The next step is creating community-based crisis stabilization centers to provide urgent care for people who don’t need emergency services, Knaebe said. These have been difficult to establish because they will require sustainable funding, which hasn’t been available until recently, Wesolowski said.
Government grants finance services provided to people who contact 988, but providers are keenly watching to see what role health insurance companies will have in the future.
The Centers for Medicare and Medicaid Services informed Medicaid insurers in December they can apply for crisis response and stabilization funding. Georgia’s Medicaid program is spending dollars to support 988 call centers and mobile response teams. Arizona added a behavioral health hotline Medicaid billing code. More states are seeking federal approval for similar initiatives, according to the Georgetown University Health Policy Institute. On Monday, the Health and Human Services Department cleared Oregon’s first-in-the-nation plan to expand mobile mental health crisis intervention units and stabilization services under Medicaid.

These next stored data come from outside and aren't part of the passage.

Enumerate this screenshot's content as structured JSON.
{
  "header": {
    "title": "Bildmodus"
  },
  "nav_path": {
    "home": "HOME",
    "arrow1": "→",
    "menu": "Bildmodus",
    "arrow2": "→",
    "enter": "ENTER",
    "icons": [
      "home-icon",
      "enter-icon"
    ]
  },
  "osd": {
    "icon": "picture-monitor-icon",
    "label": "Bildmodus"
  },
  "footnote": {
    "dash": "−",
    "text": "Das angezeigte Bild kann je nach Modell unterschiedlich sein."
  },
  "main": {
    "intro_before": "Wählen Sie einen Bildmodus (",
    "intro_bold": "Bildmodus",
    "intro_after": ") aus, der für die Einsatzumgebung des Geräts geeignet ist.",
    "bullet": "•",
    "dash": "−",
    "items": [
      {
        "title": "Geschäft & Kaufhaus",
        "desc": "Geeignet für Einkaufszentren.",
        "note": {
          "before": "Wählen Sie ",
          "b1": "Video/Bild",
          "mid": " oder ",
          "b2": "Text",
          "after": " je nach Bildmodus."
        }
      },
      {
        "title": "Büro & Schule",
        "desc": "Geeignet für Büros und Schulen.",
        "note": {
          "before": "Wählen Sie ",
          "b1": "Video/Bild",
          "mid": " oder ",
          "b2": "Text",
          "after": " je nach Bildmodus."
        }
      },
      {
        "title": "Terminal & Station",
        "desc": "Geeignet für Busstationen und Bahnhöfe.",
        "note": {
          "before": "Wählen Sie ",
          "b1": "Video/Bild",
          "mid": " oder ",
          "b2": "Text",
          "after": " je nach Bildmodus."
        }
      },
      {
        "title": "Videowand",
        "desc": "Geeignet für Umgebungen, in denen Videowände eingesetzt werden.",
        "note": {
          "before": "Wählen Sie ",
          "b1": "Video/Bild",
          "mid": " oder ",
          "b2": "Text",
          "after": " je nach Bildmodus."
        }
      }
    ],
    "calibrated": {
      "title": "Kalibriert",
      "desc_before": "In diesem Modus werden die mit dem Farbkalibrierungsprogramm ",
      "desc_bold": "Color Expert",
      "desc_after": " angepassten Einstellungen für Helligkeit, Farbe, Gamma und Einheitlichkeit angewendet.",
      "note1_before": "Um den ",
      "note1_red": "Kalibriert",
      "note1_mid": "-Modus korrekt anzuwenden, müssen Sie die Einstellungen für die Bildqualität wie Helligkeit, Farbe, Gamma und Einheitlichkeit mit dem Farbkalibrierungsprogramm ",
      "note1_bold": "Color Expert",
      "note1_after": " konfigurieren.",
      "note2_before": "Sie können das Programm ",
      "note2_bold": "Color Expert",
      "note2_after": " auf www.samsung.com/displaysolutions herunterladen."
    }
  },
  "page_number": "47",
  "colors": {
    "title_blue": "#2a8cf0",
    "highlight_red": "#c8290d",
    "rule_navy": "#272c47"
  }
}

States and mental health advocates would like private health insurers to pay for these services. According to Knaebe, insurers have historically refused to cover services rendered by people without clinical licenses. But staffing the hotline with such highly trained and credentialed workers would be costly and unrealistic, given the current healthcare workforce shortage, she said.
“There’s a lot of pressure right now from mental health advocates on commercial insurance,” Knabe said. “Commercial insurance needs to figure out some way that they’re going to reimburse providers.”
The hotline also brings the promise of cost savings by diverting calls away from emergency departments and toward more appropriate services.
In Reno, Nevada, emergency medical service provider Regional Emergency Medical Services Authority Health (REMSA) has integrated 988 with its emergency command center. Mental health calls that don’t constitute immediate medical emergencies are filtered to 988, even when users have called 911. For those that cannot be resolved over the phone, REMSA has various teams that can respond depending on the situation, including some without law enforcement officers.
Most situations can be resolved over the phone or through a community response, said Adam Heinz, executive director for integrated healthcare at REMSA. Only 2% of 988 callers visit emergency departments, he said.
“We really work hard to reduce the utilization of emergency services just because it’s a finite resource. We cannot send an ambulance, lights and sirens, across town, barreling through intersections for things in which potentially we could provide more optimal care,” Heinz said. “The standard of care now is—even if an ambulance responds or if you call 911—we are now looking to navigate you to the right resource.”
Results have been difficult to measure. More data on utilization and outcomes is needed to understand if people are getting the care they need, but it’s not yet being collected. Response systems are localized not standardized. More federal funding might come with new reporting mandates, Wesolowski said.
“The federal government is making more investments and more money is going down to the states, and that presents an opportunity to have more standards and metrics tied to that funding,” she said. “We’re starting to see a tide shift on that front. But it’s going to be a longer-term process to get there.”
By 2025, the Substance Abuse and Mental Health Services Administration projects that 90% of people who need support will be able to access 988 and 80% will have access to mobile crisis teams.